Pandémie
A Delhi, la mort et le désespoir aux portes d'un hôpital
Des familles attendent près de leurs proches atteints du Covid-19, devant un hôpital de Delhi le 23 avril 2021
Respirant à peine, Shyam Narayan est arrivé à l'hôpital à bord d'un rickshaw rouge à Delhi, les pieds pendant à l'extérieur. Mais personne n'a pu l'aider dans l'établissement, complètement débordé par le coronavirus.
Dans une Inde laminée par un tsunami épidémique, des milliers de malades sont victimes, comme lui, du manque de lits d'hôpitaux, d'oxygène et de médicaments vitaux.
A l'hôpital Guru Teg Bahadur (GTB), au Nord-Est de la capitale New Delhi, Shyam Narayan et sa famille ont patienté, dans un flot continu d'ambulances, de rickshaws et autres véhicules chargés de malades du Covid-19, dans l'attente d'une place. A l'intérieur, les lits peuvent être occupés par trois personnes à la fois.
Shyam Narayan n'a même pas pu arriver jusque-là. Il a fini par franchir la porte mais quelques minutes après, son corps est revenu dehors sur une civière. Sans vie.
Toute la nuit, sa famille avait fait la tournée des hôpitaux en quête d'un lit avec de l'oxygène, explique son frère Ram. "Mon frère a cinq enfants et le plus jeune est tout petit, que vais-je dire à sa femme ?".
Le pays, qui compte 1,3 milliard d'habitants, bat quotidiennement des records de cas de Covid et son système de santé craque sous le flot des malades. Dimanche, l'Inde a recensé sur 24 heures près de 350.000 nouvelles contaminations et 2.767 décès.
Familles affolées
La mort de Shyam Narayan ne sera sans doute même pas comptabilisée. Son corps a été emporté sans qu'il y ait eu la moindre procédure d'admission.
L'hôpital GTB assure faire de son mieux face à la crise et le personnel travaille sans arrêt. A l'entrée, un gardien explique aux familles affolées que tout est plein. Certaines font la queue, d'autres attrapent un rickshaw et poursuivent leurs recherches désespérées.

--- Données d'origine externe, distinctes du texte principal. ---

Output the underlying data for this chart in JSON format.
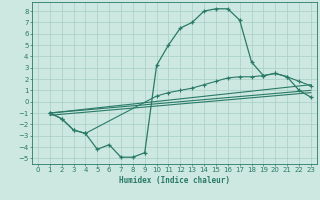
{
  "xlabel": "Humidex (Indice chaleur)",
  "xlim": [
    -0.5,
    23.5
  ],
  "ylim": [
    -5.5,
    8.8
  ],
  "yticks": [
    -5,
    -4,
    -3,
    -2,
    -1,
    0,
    1,
    2,
    3,
    4,
    5,
    6,
    7,
    8
  ],
  "xticks": [
    0,
    1,
    2,
    3,
    4,
    5,
    6,
    7,
    8,
    9,
    10,
    11,
    12,
    13,
    14,
    15,
    16,
    17,
    18,
    19,
    20,
    21,
    22,
    23
  ],
  "bg_color": "#cce8e0",
  "grid_color": "#a8cfc4",
  "line_color": "#2a7a68",
  "curve1_x": [
    1,
    2,
    3,
    4,
    5,
    6,
    7,
    8,
    9,
    10,
    11,
    12,
    13,
    14,
    15,
    16,
    17,
    18,
    19,
    20,
    21,
    22,
    23
  ],
  "curve1_y": [
    -1.0,
    -1.5,
    -2.5,
    -2.8,
    -4.2,
    -3.8,
    -4.9,
    -4.9,
    -4.5,
    3.2,
    5.0,
    6.5,
    7.0,
    8.0,
    8.2,
    8.2,
    7.2,
    3.5,
    2.3,
    2.5,
    2.2,
    1.0,
    0.4
  ],
  "curve2_x": [
    1,
    2,
    3,
    4,
    10,
    11,
    12,
    13,
    14,
    15,
    16,
    17,
    18,
    19,
    20,
    21,
    22,
    23
  ],
  "curve2_y": [
    -1.0,
    -1.5,
    -2.5,
    -2.8,
    0.5,
    0.8,
    1.0,
    1.2,
    1.5,
    1.8,
    2.1,
    2.2,
    2.2,
    2.3,
    2.5,
    2.2,
    1.8,
    1.4
  ],
  "line1_x": [
    1,
    23
  ],
  "line1_y": [
    -1.0,
    1.5
  ],
  "line2_x": [
    1,
    23
  ],
  "line2_y": [
    -1.0,
    1.0
  ],
  "line3_x": [
    1,
    23
  ],
  "line3_y": [
    -1.2,
    0.8
  ]
}
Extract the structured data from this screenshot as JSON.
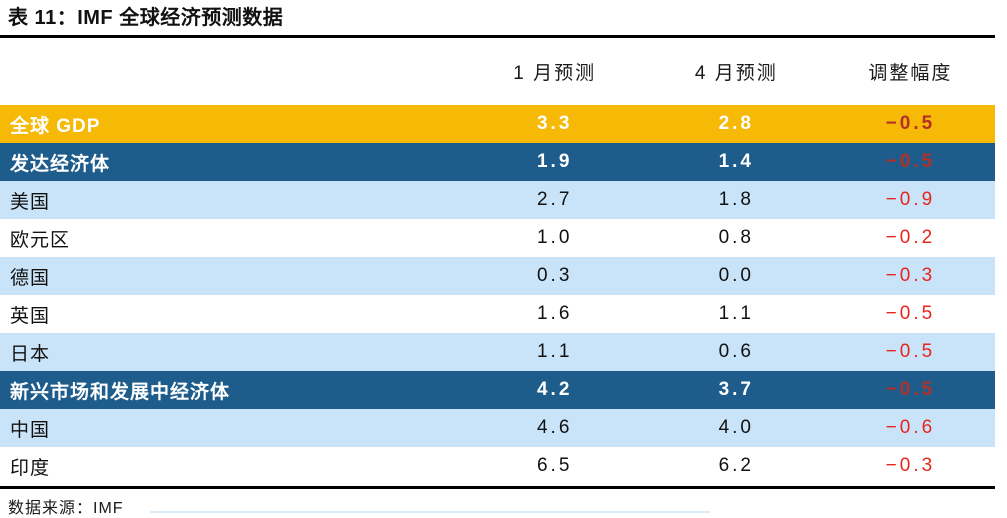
{
  "table": {
    "title": "表 11：IMF 全球经济预测数据",
    "columns": [
      "",
      "1 月预测",
      "4 月预测",
      "调整幅度"
    ],
    "rows": [
      {
        "label": "全球 GDP",
        "jan": "3.3",
        "apr": "2.8",
        "adj": "−0.5",
        "style": "gold"
      },
      {
        "label": "发达经济体",
        "jan": "1.9",
        "apr": "1.4",
        "adj": "−0.5",
        "style": "dark"
      },
      {
        "label": "美国",
        "jan": "2.7",
        "apr": "1.8",
        "adj": "−0.9",
        "style": "light"
      },
      {
        "label": "欧元区",
        "jan": "1.0",
        "apr": "0.8",
        "adj": "−0.2",
        "style": "white"
      },
      {
        "label": "德国",
        "jan": "0.3",
        "apr": "0.0",
        "adj": "−0.3",
        "style": "light"
      },
      {
        "label": "英国",
        "jan": "1.6",
        "apr": "1.1",
        "adj": "−0.5",
        "style": "white"
      },
      {
        "label": "日本",
        "jan": "1.1",
        "apr": "0.6",
        "adj": "−0.5",
        "style": "light"
      },
      {
        "label": "新兴市场和发展中经济体",
        "jan": "4.2",
        "apr": "3.7",
        "adj": "−0.5",
        "style": "dark"
      },
      {
        "label": "中国",
        "jan": "4.6",
        "apr": "4.0",
        "adj": "−0.6",
        "style": "light"
      },
      {
        "label": "印度",
        "jan": "6.5",
        "apr": "6.2",
        "adj": "−0.3",
        "style": "white"
      }
    ],
    "source": "数据来源：IMF"
  },
  "colors": {
    "gold_row_bg": "#F6BA06",
    "dark_blue_row_bg": "#1E5C8B",
    "light_blue_row_bg": "#C9E4F8",
    "bright_red_text": "#E8251E",
    "dark_red_text": "#B23028",
    "rule_black": "#000000"
  },
  "chart_data": {
    "type": "table",
    "title": "表 11：IMF 全球经济预测数据",
    "columns": [
      "1 月预测",
      "4 月预测",
      "调整幅度"
    ],
    "rows": [
      [
        "全球 GDP",
        3.3,
        2.8,
        -0.5
      ],
      [
        "发达经济体",
        1.9,
        1.4,
        -0.5
      ],
      [
        "美国",
        2.7,
        1.8,
        -0.9
      ],
      [
        "欧元区",
        1.0,
        0.8,
        -0.2
      ],
      [
        "德国",
        0.3,
        0.0,
        -0.3
      ],
      [
        "英国",
        1.6,
        1.1,
        -0.5
      ],
      [
        "日本",
        1.1,
        0.6,
        -0.5
      ],
      [
        "新兴市场和发展中经济体",
        4.2,
        3.7,
        -0.5
      ],
      [
        "中国",
        4.6,
        4.0,
        -0.6
      ],
      [
        "印度",
        6.5,
        6.2,
        -0.3
      ]
    ],
    "section_rows": [
      "发达经济体",
      "新兴市场和发展中经济体"
    ],
    "highlight_row": "全球 GDP",
    "source": "数据来源：IMF"
  }
}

Epuisé, Mohan Sharma, 17 ans, soutient son grand-père âgé de 65 ans. Il lui offre de l'eau, le conforte lorsqu'il tousse et lui ajuste tendrement son masque à oxygène.
Le père de Mohan est mort du coronavirus dans cette même file d'attente, moins de 24 heures auparavant. "Il étouffait, nous avons ôté son masque de protection et il pleurait, il disait +à l'aide, s'il vous plaît à l'aide+", raconte le jeune homme. "Mais je n'ai rien pu faire. Je l'ai juste regardé mourir".
Mohan n'a pas eu le temps de pleurer son père, il a dû vite aider son grand-père pendant que sa mère restait à la maison pour s'occuper de la grand-mère, positive au coronavirus.
La famille a pu trouver un lit pour le grand-père. Mais les conditions étaient effroyables: "il y avait trois cadavres à côté de lui et il a pris peur, disant qu'il allait y passer. Alors je l'ai emmené dehors et il se repose à présent", explique Mohan.
La bouteille d'oxygène du vieil homme est presque vide. Il n'y a aucune assurance de pouvoir la remplacer.
Des personnes revenant de l'intérieur décrivent des couloirs encombrés de lits et de brancards occupés par deux ou trois personnes.
"J'ai vu trois cadavres en six minutes", raconte Ravi Kumar, parvenu à faire admettre son grand-père octogénaire après avoir attendu toute la nuit. "A l'intérieur, il n'y a pas de lits, juste des civières côte à côte avec deux patients sur chacune".
-"Un échec du gouvernement"
La nuit précédente, le grand-père de Ravi Kumar avait dû quitter un hôpital privé qui n'avait plus d'oxygène.
Derrière lui, Irfan Salmani, accroché à son téléphone, cherche désespérément de l'aide pour sa soeur Monisha, 40 ans. Elle se bat pour respirer, assise au sol dans son sari jaune avec un masque à oxygène dont le tube n'est rattaché à rien.
"J'essaie sans arrêt depuis trois jours, je vais d'un hôpital à l'autre. Je n'ai jamais rien vu d'aussi horrible dans ma vie", confie-t-il. "Que puis-je faire? je n'ai rien mangé ni bu depuis ce matin. Je me heurte à un refus après l'autre".
En tête de la file d'attente, une famille plaide auprès du gardien pour l'admission de l'un de ses membres.
Un homme est couché au soleil avec une bouteille d'oxygène presque vide. Lui a une chance de survie: sa famille connecte vite une nouvelle bouteille.